Cumhuriyet Devletinin milli ordusuyla birlikte en önemli kurul olan Polis Teşkilatını yıpratmaya ve itibarsızlaştırmaya yönelik bu tür eylemler ve sloganlar masum öğrenci eylemleriyle karşılık bulamaz.
Büyük Atatürk’ün işaret ettiği gibi ‘polis, bir anne kadar şefkatli, bir hukuk adamı kadar hukukçu, bir asker kadar disiplinli olmalıdır” noktasında polis rejimin, cumhuriyetin ve milletiyle birlikte milli birliğin teminatı olmaya devam edecektir.,
Polis, bünyesinden husul geldiği milletinin mal, can ve namus güvenliğin koruyucusu ve kollayıcısı olarak, hukukun temini yolundaki ilk basamaktır.
Dünyada polisi ve askeri olmayan hiçbir devlet yoktur.

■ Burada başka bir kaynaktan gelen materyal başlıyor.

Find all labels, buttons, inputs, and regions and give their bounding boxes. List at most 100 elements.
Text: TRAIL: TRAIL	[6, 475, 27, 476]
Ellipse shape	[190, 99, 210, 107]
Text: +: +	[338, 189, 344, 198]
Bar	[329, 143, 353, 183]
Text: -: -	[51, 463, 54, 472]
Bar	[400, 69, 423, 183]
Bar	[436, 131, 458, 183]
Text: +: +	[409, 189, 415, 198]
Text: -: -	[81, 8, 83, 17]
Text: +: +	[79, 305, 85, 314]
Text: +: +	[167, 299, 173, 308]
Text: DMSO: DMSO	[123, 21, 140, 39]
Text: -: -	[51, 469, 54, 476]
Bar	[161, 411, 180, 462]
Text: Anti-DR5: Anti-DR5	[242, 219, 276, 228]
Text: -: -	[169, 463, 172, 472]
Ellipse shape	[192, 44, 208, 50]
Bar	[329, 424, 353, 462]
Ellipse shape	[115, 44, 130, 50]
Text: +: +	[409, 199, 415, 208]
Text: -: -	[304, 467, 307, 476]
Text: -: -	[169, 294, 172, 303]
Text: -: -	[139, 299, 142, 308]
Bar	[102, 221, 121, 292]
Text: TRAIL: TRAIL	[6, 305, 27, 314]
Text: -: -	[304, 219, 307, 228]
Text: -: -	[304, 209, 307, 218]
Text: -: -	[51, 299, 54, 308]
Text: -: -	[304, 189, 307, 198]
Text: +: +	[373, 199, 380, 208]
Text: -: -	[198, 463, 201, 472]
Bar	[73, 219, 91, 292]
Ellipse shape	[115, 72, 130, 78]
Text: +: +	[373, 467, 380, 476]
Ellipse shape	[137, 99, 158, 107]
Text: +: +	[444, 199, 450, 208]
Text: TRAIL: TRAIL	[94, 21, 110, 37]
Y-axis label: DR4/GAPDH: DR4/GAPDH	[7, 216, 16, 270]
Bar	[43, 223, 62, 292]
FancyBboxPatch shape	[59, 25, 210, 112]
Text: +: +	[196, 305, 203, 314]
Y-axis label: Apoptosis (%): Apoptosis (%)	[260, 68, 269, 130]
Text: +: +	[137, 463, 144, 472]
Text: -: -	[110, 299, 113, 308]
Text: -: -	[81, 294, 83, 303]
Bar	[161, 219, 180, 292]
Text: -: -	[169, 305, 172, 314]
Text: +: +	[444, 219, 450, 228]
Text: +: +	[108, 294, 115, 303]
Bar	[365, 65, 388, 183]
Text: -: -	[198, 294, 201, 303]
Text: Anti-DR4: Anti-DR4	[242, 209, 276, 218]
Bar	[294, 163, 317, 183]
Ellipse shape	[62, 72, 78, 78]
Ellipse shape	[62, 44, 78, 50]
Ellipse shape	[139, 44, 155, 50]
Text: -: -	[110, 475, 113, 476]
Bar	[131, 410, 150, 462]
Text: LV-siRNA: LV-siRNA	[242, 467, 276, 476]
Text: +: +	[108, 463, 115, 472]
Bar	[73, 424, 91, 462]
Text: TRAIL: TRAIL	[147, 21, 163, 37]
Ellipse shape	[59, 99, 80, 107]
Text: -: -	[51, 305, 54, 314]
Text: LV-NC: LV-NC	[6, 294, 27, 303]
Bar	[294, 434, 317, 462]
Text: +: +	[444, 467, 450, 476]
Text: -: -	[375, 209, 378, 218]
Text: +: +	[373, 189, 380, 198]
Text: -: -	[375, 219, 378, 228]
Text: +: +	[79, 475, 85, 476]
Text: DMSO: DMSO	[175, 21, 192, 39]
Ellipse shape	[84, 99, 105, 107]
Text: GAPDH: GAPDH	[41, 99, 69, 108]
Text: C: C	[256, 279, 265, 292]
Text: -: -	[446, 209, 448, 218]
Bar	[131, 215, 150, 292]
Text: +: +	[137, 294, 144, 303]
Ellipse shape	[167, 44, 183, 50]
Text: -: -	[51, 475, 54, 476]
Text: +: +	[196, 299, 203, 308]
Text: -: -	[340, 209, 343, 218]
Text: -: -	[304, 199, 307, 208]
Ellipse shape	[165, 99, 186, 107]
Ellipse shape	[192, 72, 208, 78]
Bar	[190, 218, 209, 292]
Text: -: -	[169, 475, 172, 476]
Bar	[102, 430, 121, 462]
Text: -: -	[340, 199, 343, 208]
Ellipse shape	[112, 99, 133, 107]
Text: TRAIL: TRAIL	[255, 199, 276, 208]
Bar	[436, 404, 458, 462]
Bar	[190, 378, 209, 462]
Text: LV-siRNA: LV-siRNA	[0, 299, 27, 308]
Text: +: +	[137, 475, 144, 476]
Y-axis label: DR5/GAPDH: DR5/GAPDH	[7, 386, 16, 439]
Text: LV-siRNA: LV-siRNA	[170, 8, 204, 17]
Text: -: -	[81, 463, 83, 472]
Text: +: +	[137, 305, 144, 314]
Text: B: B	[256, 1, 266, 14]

Devletin varlığı, milletin varlığıyla taçlandırılmış. Yurt ve ulus ise eşyanın tabiatı gereği kendi milli ordusuyla, polis teşkilatı oluşturmuştur.
Hiçbir rejim ve devlet biçimi bu iki temel unsuru cımbızlayarak halkı birbirinin merhametine terk edemez.
“Üniversiteler bizimdir”’ sloganlarının derinliğini deşifre ettiğimizde, biz diyenlerin kim olduğunu önemsiyorum. Çünkü üniversiteler kimsenin değildir. Üniversiteler hak edenlerle, orada olması gerekenlerin ve ilim meşalesini yakmak isteyen realistlerin, rasyonalitesinindir.
Üniversiteler siyasal iktidarların, ya da kökü dışarda yıkıcı ve yağmacı örgütlerin olmadığı gibi, Türk Polisi de katil değildir. Nokta.